The shadow of a tower standing on a level plane is found to be 50 m longer when Sun’s elevation is 30° than when it is 60°. Find the height of the tower.
Let the height of the tower be h and RQ = x m
Given that $P R=50 \mathrm{~m}$
and $\angle S P Q=30^{\circ}, \angle S R Q=60^{\circ}$
Now, in $\triangle S R Q$; $\tan 60^{\circ}=\frac{S Q}{R Q}$
$\Rightarrow$ $\sqrt{3}=\frac{h}{x} \Rightarrow x=\frac{h}{\sqrt{3}}$ ......(i)
and in $\triangle S P Q, \quad \tan 30^{\circ}=\frac{S Q}{P Q}=\frac{S Q}{P R+A Q}=\frac{h}{50+x}$
$\Rightarrow \quad \frac{1}{\sqrt{3}}=\frac{h}{50+x}$
$\Rightarrow \quad \sqrt{3} \cdot h=50+x$
$\Rightarrow \quad \sqrt{3} \cdot h=50+\frac{h}{\sqrt{3}}$ [from Eq. (i)]

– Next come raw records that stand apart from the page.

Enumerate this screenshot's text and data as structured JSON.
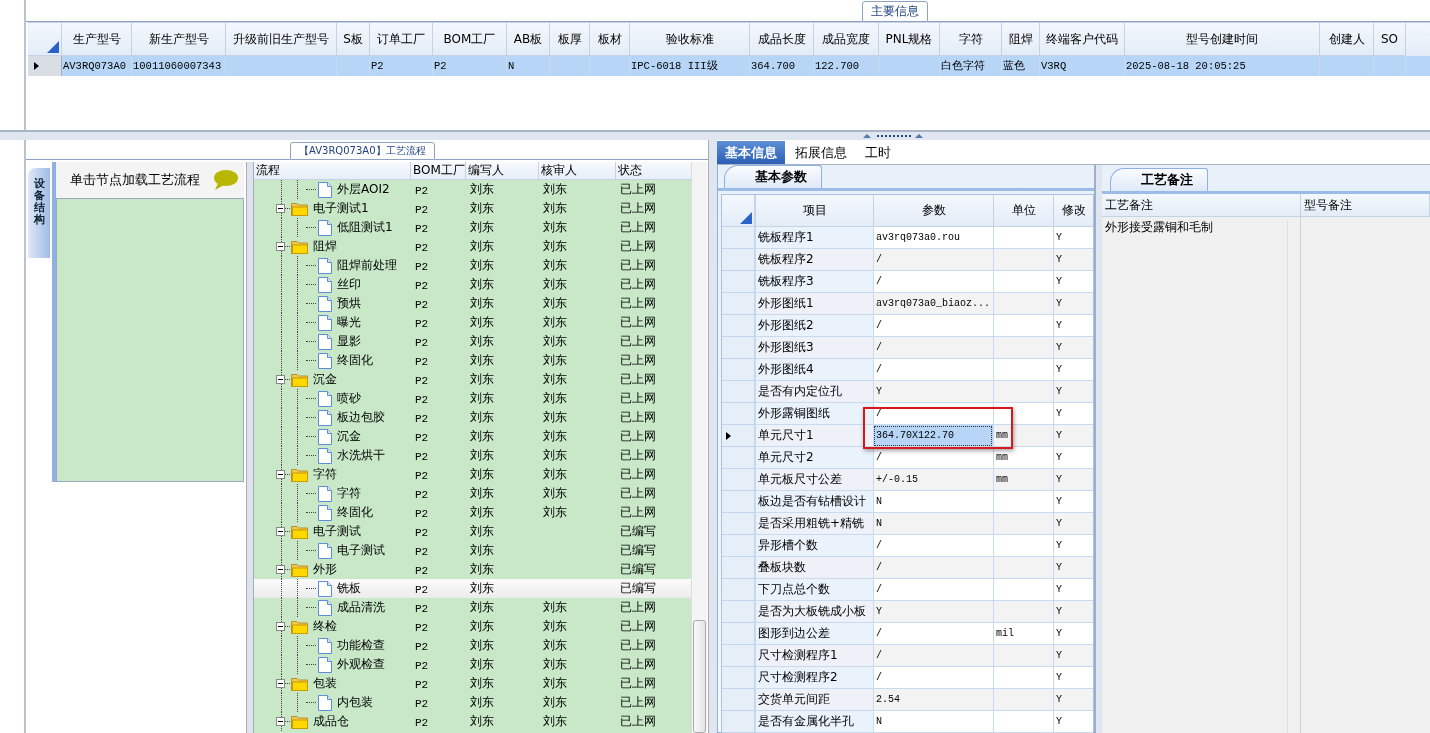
{
  "main_info": {
    "title": "主要信息",
    "columns": [
      "生产型号",
      "新生产型号",
      "升级前旧生产型号",
      "S板",
      "订单工厂",
      "BOM工厂",
      "AB板",
      "板厚",
      "板材",
      "验收标准",
      "成品长度",
      "成品宽度",
      "PNL规格",
      "字符",
      "阻焊",
      "终端客户代码",
      "型号创建时间",
      "创建人",
      "SO"
    ],
    "rows": [
      {
        "selected": true,
        "cells": [
          "AV3RQ073A0",
          "10011060007343",
          null,
          null,
          "P2",
          "P2",
          "N",
          null,
          null,
          "IPC-6018 III级",
          "364.700",
          "122.700",
          null,
          "白色字符",
          "蓝色",
          "V3RQ",
          "2025-08-18 20:05:25",
          null,
          null
        ]
      }
    ]
  },
  "process_flow": {
    "title": "【AV3RQ073A0】工艺流程",
    "side_tab": "设备结构",
    "hint": "单击节点加载工艺流程",
    "columns": [
      "流程",
      "BOM工厂",
      "编写人",
      "核审人",
      "状态"
    ],
    "nodes": [
      {
        "kind": "step",
        "name": "外层AOI2",
        "bom": "P2",
        "writer": "刘东",
        "reviewer": "刘东",
        "status": "已上网",
        "selected": false
      },
      {
        "kind": "group",
        "name": "电子测试1",
        "bom": "P2",
        "writer": "刘东",
        "reviewer": "刘东",
        "status": "已上网",
        "selected": false,
        "expanded": true,
        "children": [
          {
            "kind": "step",
            "name": "低阻测试1",
            "bom": "P2",
            "writer": "刘东",
            "reviewer": "刘东",
            "status": "已上网",
            "selected": false
          }
        ]
      },
      {
        "kind": "group",
        "name": "阻焊",
        "bom": "P2",
        "writer": "刘东",
        "reviewer": "刘东",
        "status": "已上网",
        "selected": false,
        "expanded": true,
        "children": [
          {
            "kind": "step",
            "name": "阻焊前处理",
            "bom": "P2",
            "writer": "刘东",
            "reviewer": "刘东",
            "status": "已上网",
            "selected": false
          },
          {
            "kind": "step",
            "name": "丝印",
            "bom": "P2",
            "writer": "刘东",
            "reviewer": "刘东",
            "status": "已上网",
            "selected": false
          },
          {
            "kind": "step",
            "name": "预烘",
            "bom": "P2",
            "writer": "刘东",
            "reviewer": "刘东",
            "status": "已上网",
            "selected": false
          },
          {
            "kind": "step",
            "name": "曝光",
            "bom": "P2",
            "writer": "刘东",
            "reviewer": "刘东",
            "status": "已上网",
            "selected": false
          },
          {
            "kind": "step",
            "name": "显影",
            "bom": "P2",
            "writer": "刘东",
            "reviewer": "刘东",
            "status": "已上网",
            "selected": false
          },
          {
            "kind": "step",
            "name": "终固化",
            "bom": "P2",
            "writer": "刘东",
            "reviewer": "刘东",
            "status": "已上网",
            "selected": false
          }
        ]
      },
      {
        "kind": "group",
        "name": "沉金",
        "bom": "P2",
        "writer": "刘东",
        "reviewer": "刘东",
        "status": "已上网",
        "selected": false,
        "expanded": true,
        "children": [
          {
            "kind": "step",
            "name": "喷砂",
            "bom": "P2",
            "writer": "刘东",
            "reviewer": "刘东",
            "status": "已上网",
            "selected": false
          },
          {
            "kind": "step",
            "name": "板边包胶",
            "bom": "P2",
            "writer": "刘东",
            "reviewer": "刘东",
            "status": "已上网",
            "selected": false
          },
          {
            "kind": "step",
            "name": "沉金",
            "bom": "P2",
            "writer": "刘东",
            "reviewer": "刘东",
            "status": "已上网",
            "selected": false
          },
          {
            "kind": "step",
            "name": "水洗烘干",
            "bom": "P2",
            "writer": "刘东",
            "reviewer": "刘东",
            "status": "已上网",
            "selected": false
          }
        ]
      },
      {
        "kind": "group",
        "name": "字符",
        "bom": "P2",
        "writer": "刘东",
        "reviewer": "刘东",
        "status": "已上网",
        "selected": false,
        "expanded": true,
        "children": [
          {
            "kind": "step",
            "name": "字符",
            "bom": "P2",
            "writer": "刘东",
            "reviewer": "刘东",
            "status": "已上网",
            "selected": false
          },
          {
            "kind": "step",
            "name": "终固化",
            "bom": "P2",
            "writer": "刘东",
            "reviewer": "刘东",
            "status": "已上网",
            "selected": false
          }
        ]
      },
      {
        "kind": "group",
        "name": "电子测试",
        "bom": "P2",
        "writer": "刘东",
        "status": "已编写",
        "selected": false,
        "expanded": true,
        "children": [
          {
            "kind": "step",
            "name": "电子测试",
            "bom": "P2",
            "writer": "刘东",
            "status": "已编写",
            "selected": false
          }
        ]
      },
      {
        "kind": "group",
        "name": "外形",
        "bom": "P2",
        "writer": "刘东",
        "status": "已编写",
        "selected": false,
        "expanded": true,
        "children": [
          {
            "kind": "step",
            "name": "铣板",
            "bom": "P2",
            "writer": "刘东",
            "status": "已编写",
            "selected": true
          },
          {
            "kind": "step",
            "name": "成品清洗",
            "bom": "P2",
            "writer": "刘东",
            "reviewer": "刘东",
            "status": "已上网",
            "selected": false
          }
        ]
      },
      {
        "kind": "group",
        "name": "终检",
        "bom": "P2",
        "writer": "刘东",
        "reviewer": "刘东",
        "status": "已上网",
        "selected": false,
        "expanded": true,
        "children": [
          {
            "kind": "step",
            "name": "功能检查",
            "bom": "P2",
            "writer": "刘东",
            "reviewer": "刘东",
            "status": "已上网",
            "selected": false
          },
          {
            "kind": "step",
            "name": "外观检查",
            "bom": "P2",
            "writer": "刘东",
            "reviewer": "刘东",
            "status": "已上网",
            "selected": false
          }
        ]
      },
      {
        "kind": "group",
        "name": "包装",
        "bom": "P2",
        "writer": "刘东",
        "reviewer": "刘东",
        "status": "已上网",
        "selected": false,
        "expanded": true,
        "children": [
          {
            "kind": "step",
            "name": "内包装",
            "bom": "P2",
            "writer": "刘东",
            "reviewer": "刘东",
            "status": "已上网",
            "selected": false
          }
        ]
      },
      {
        "kind": "group",
        "name": "成品仓",
        "bom": "P2",
        "writer": "刘东",
        "reviewer": "刘东",
        "status": "已上网",
        "selected": false,
        "expanded": true
      }
    ]
  },
  "detail_tabs": [
    {
      "label": "基本信息",
      "selected": true
    },
    {
      "label": "拓展信息",
      "selected": false
    },
    {
      "label": "工时",
      "selected": false
    }
  ],
  "basic_params": {
    "tab": "基本参数",
    "columns": [
      "项目",
      "参数",
      "单位",
      "修改"
    ],
    "rows": [
      {
        "item": "铣板程序1",
        "value": "av3rq073a0.rou",
        "modified": "Y",
        "current": false,
        "highlighted": false
      },
      {
        "item": "铣板程序2",
        "value": "/",
        "modified": "Y",
        "current": false,
        "highlighted": false
      },
      {
        "item": "铣板程序3",
        "value": "/",
        "modified": "Y",
        "current": false,
        "highlighted": false
      },
      {
        "item": "外形图纸1",
        "value": "av3rq073a0_biaoz...",
        "modified": "Y",
        "current": false,
        "highlighted": false
      },
      {
        "item": "外形图纸2",
        "value": "/",
        "modified": "Y",
        "current": false,
        "highlighted": false
      },
      {
        "item": "外形图纸3",
        "value": "/",
        "modified": "Y",
        "current": false,
        "highlighted": false
      },
      {
        "item": "外形图纸4",
        "value": "/",
        "modified": "Y",
        "current": false,
        "highlighted": false
      },
      {
        "item": "是否有内定位孔",
        "value": "Y",
        "modified": "Y",
        "current": false,
        "highlighted": false
      },
      {
        "item": "外形露铜图纸",
        "value": "/",
        "modified": "Y",
        "current": false,
        "highlighted": false
      },
      {
        "item": "单元尺寸1",
        "value": "364.70X122.70",
        "unit": "mm",
        "modified": "Y",
        "current": true,
        "highlighted": true
      },
      {
        "item": "单元尺寸2",
        "value": "/",
        "unit": "mm",
        "modified": "Y",
        "current": false,
        "highlighted": false
      },
      {
        "item": "单元板尺寸公差",
        "value": "+/-0.15",
        "unit": "mm",
        "modified": "Y",
        "current": false,
        "highlighted": false
      },
      {
        "item": "板边是否有钻槽设计",
        "value": "N",
        "modified": "Y",
        "current": false,
        "highlighted": false
      },
      {
        "item": "是否采用粗铣+精铣",
        "value": "N",
        "modified": "Y",
        "current": false,
        "highlighted": false
      },
      {
        "item": "异形槽个数",
        "value": "/",
        "modified": "Y",
        "current": false,
        "highlighted": false
      },
      {
        "item": "叠板块数",
        "value": "/",
        "modified": "Y",
        "current": false,
        "highlighted": false
      },
      {
        "item": "下刀点总个数",
        "value": "/",
        "modified": "Y",
        "current": false,
        "highlighted": false
      },
      {
        "item": "是否为大板铣成小板",
        "value": "Y",
        "modified": "Y",
        "current": false,
        "highlighted": false
      },
      {
        "item": "图形到边公差",
        "value": "/",
        "unit": "mil",
        "modified": "Y",
        "current": false,
        "highlighted": false
      },
      {
        "item": "尺寸检测程序1",
        "value": "/",
        "modified": "Y",
        "current": false,
        "highlighted": false
      },
      {
        "item": "尺寸检测程序2",
        "value": "/",
        "modified": "Y",
        "current": false,
        "highlighted": false
      },
      {
        "item": "交货单元间距",
        "value": "2.54",
        "modified": "Y",
        "current": false,
        "highlighted": false
      },
      {
        "item": "是否有金属化半孔",
        "value": "N",
        "modified": "Y",
        "current": false,
        "highlighted": false
      }
    ]
  },
  "notes": {
    "tab": "工艺备注",
    "columns": [
      "工艺备注",
      "型号备注"
    ],
    "rows": [
      {
        "process_note": "外形接受露铜和毛制"
      }
    ]
  }
}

$\Rightarrow \quad\left(\sqrt{3}-\frac{1}{\sqrt{3}}\right) h=50$
$\Rightarrow \quad \frac{(3-1)}{\sqrt{3}} h=50$
$\therefore$ $h=\frac{50 \sqrt{3}}{2}$
$h=25 \sqrt{3} m$
Hence, the required height of tower is 25√3 m.